There’s a remarkable argument forming in Senate Republican circles as the details of a bipartisan infrastructure plan continue to be hammered out: We have to make sure we pay for it all.
“The details will matter,” Senate Minority Whip John Thune said Tuesday. “I think a lot of our members are going to look at: ‘How credible are the pay-fors, how large is this?’ For our members, it’s really going to come down to whether it’s all put on the debt.”
Really? Actually: REALLY????
It appears as though Thune – and many of his Senate Republican colleagues – have simply chosen to memory hole the last four years when it comes to government spending.
Here’s a crash course reminder for Thune – via Pro Publica:
“The national debt has risen by almost $7.8 trillion during Trump’s time in office. That’s nearly twice as much as what Americans owe on student loans, car loans, credit cards and every other type of debt other than mortgages, combined, according to data from the Federal Reserve Bank of New York…

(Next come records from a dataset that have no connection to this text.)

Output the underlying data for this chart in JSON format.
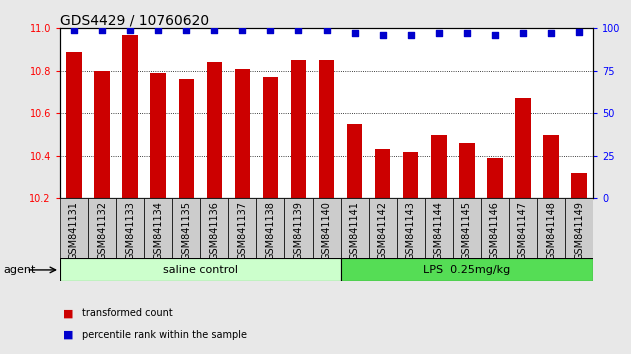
{
  "title": "GDS4429 / 10760620",
  "categories": [
    "GSM841131",
    "GSM841132",
    "GSM841133",
    "GSM841134",
    "GSM841135",
    "GSM841136",
    "GSM841137",
    "GSM841138",
    "GSM841139",
    "GSM841140",
    "GSM841141",
    "GSM841142",
    "GSM841143",
    "GSM841144",
    "GSM841145",
    "GSM841146",
    "GSM841147",
    "GSM841148",
    "GSM841149"
  ],
  "bar_values": [
    10.89,
    10.8,
    10.97,
    10.79,
    10.76,
    10.84,
    10.81,
    10.77,
    10.85,
    10.85,
    10.55,
    10.43,
    10.42,
    10.5,
    10.46,
    10.39,
    10.67,
    10.5,
    10.32
  ],
  "bar_bottom": 10.2,
  "percentile_values": [
    99,
    99,
    99,
    99,
    99,
    99,
    99,
    99,
    99,
    99,
    97,
    96,
    96,
    97,
    97,
    96,
    97,
    97,
    98
  ],
  "bar_color": "#cc0000",
  "dot_color": "#0000cc",
  "ylim_left": [
    10.2,
    11.0
  ],
  "ylim_right": [
    0,
    100
  ],
  "yticks_left": [
    10.2,
    10.4,
    10.6,
    10.8,
    11.0
  ],
  "yticks_right": [
    0,
    25,
    50,
    75,
    100
  ],
  "group1_label": "saline control",
  "group1_count": 10,
  "group2_label": "LPS  0.25mg/kg",
  "group2_count": 9,
  "group1_color": "#ccffcc",
  "group2_color": "#55dd55",
  "agent_label": "agent",
  "legend_bar_label": "transformed count",
  "legend_dot_label": "percentile rank within the sample",
  "fig_bg_color": "#e8e8e8",
  "plot_bg_color": "#ffffff",
  "xtick_bg_color": "#cccccc",
  "title_fontsize": 10,
  "tick_fontsize": 7,
  "label_fontsize": 8,
  "bar_width": 0.55
}
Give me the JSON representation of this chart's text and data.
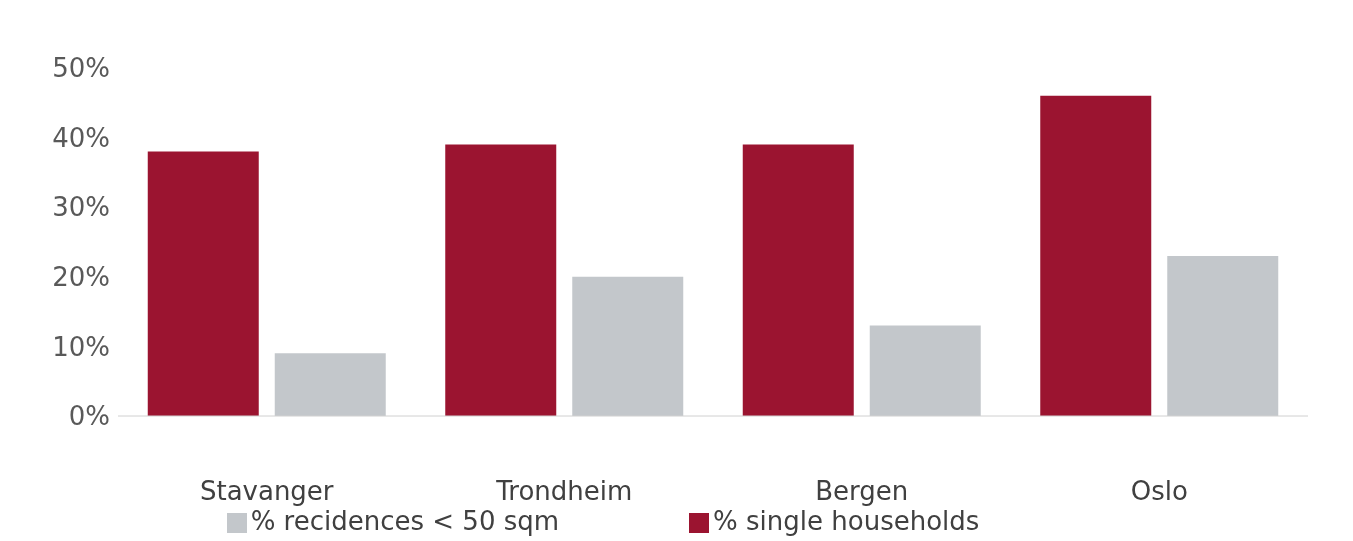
{
  "chart_data": {
    "type": "bar",
    "categories": [
      "Stavanger",
      "Trondheim",
      "Bergen",
      "Oslo"
    ],
    "series": [
      {
        "name": "% single households",
        "color": "#9b1430",
        "values": [
          38,
          39,
          39,
          46
        ]
      },
      {
        "name": "% recidences < 50 sqm",
        "color": "#c3c7cb",
        "values": [
          9,
          20,
          13,
          23
        ]
      }
    ],
    "ylim": [
      0,
      50
    ],
    "yticks": [
      {
        "value": 0,
        "label": "0%"
      },
      {
        "value": 10,
        "label": "10%"
      },
      {
        "value": 20,
        "label": "20%"
      },
      {
        "value": 30,
        "label": "30%"
      },
      {
        "value": 40,
        "label": "40%"
      },
      {
        "value": 50,
        "label": "50%"
      }
    ],
    "grid": false,
    "legend": "bottom"
  }
}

“…The growth in the annual deficit under Trump ranks as the third-biggest increase, relative to the size of the economy, of any U.S. presidential administration, according to a calculation by a leading Washington budget maven, Eugene Steuerle, co-founder of the Urban-Brookings Tax Policy Center. And unlike George W. Bush and Abraham Lincoln, who oversaw the larger relative increases in deficits, Trump did not launch two foreign conflicts or have to pay for a civil war.”
Which, well, yeah.
And it’s not just that the debt (the sum total of the yearly budget deficits run by the government) was, apparently, not a major concern for former President Donald Trump and his administration.
“Nobody cares,” then White House chief of staff Mick Mulvaney reportedly told a group of Republicans who wondered why Trump wasn’t going to mention the ever-growing deficit in his State of the Union speech in 2019. Trump said neither “debt” nor “deficit” in that speech.
The massively growing debt also was a remarkable come-down from Trump’s promises made during the 2016 campaign. Here’s Trump talking to Sean Hannity in 2016 about how easily he would balance the federal budget:
“It can be done. … It will take place and it will go relatively quickly. … If you have the right people, like, in the agencies and the various people that do the balancing … you can cut the numbers by two pennies and three pennies and balance a budget quickly and have a stronger and better country.”
“Relatively quickly”! HA!
Now, Trump defenders will say that he started with the best of intentions to reduce the deficit and lower the debt. But neither he nor anyone else could have foreseen the global Covid-19 pandemic – and the need to lean on government spending to stimulate the economy from dropping into recession or even depression.
Which is only sort of true. Again, Pro Publica:
“Economists agree that we needed massive deficit spending during the COVID-19 crisis to ward off an economic cataclysm, but federal finances under Trump had become dire even before the pandemic…
:…The combination of Trump’s 2017 tax cut and the lack of any serious spending restraint helped both the deficit and the debt soar. So when the once-in-a-lifetime viral disaster slammed our country and we threw more than $3 trillion into COVID-19-related stimulus, there was no longer any margin for error.”
What, you ask, did fiscally minded Republicans in Congress do amid this blizzard of spending and deficits? Oh, absolutely nothing. All but 12 Republicans in the House voted for Trump’s massive tax cut in 2017; all 51 Republican senators voted for the measure.
So, it’s more than a little rich to hear Thune – and other Republicans – citing their concerns about adding to the deficit with this latest round of infrastructure spending.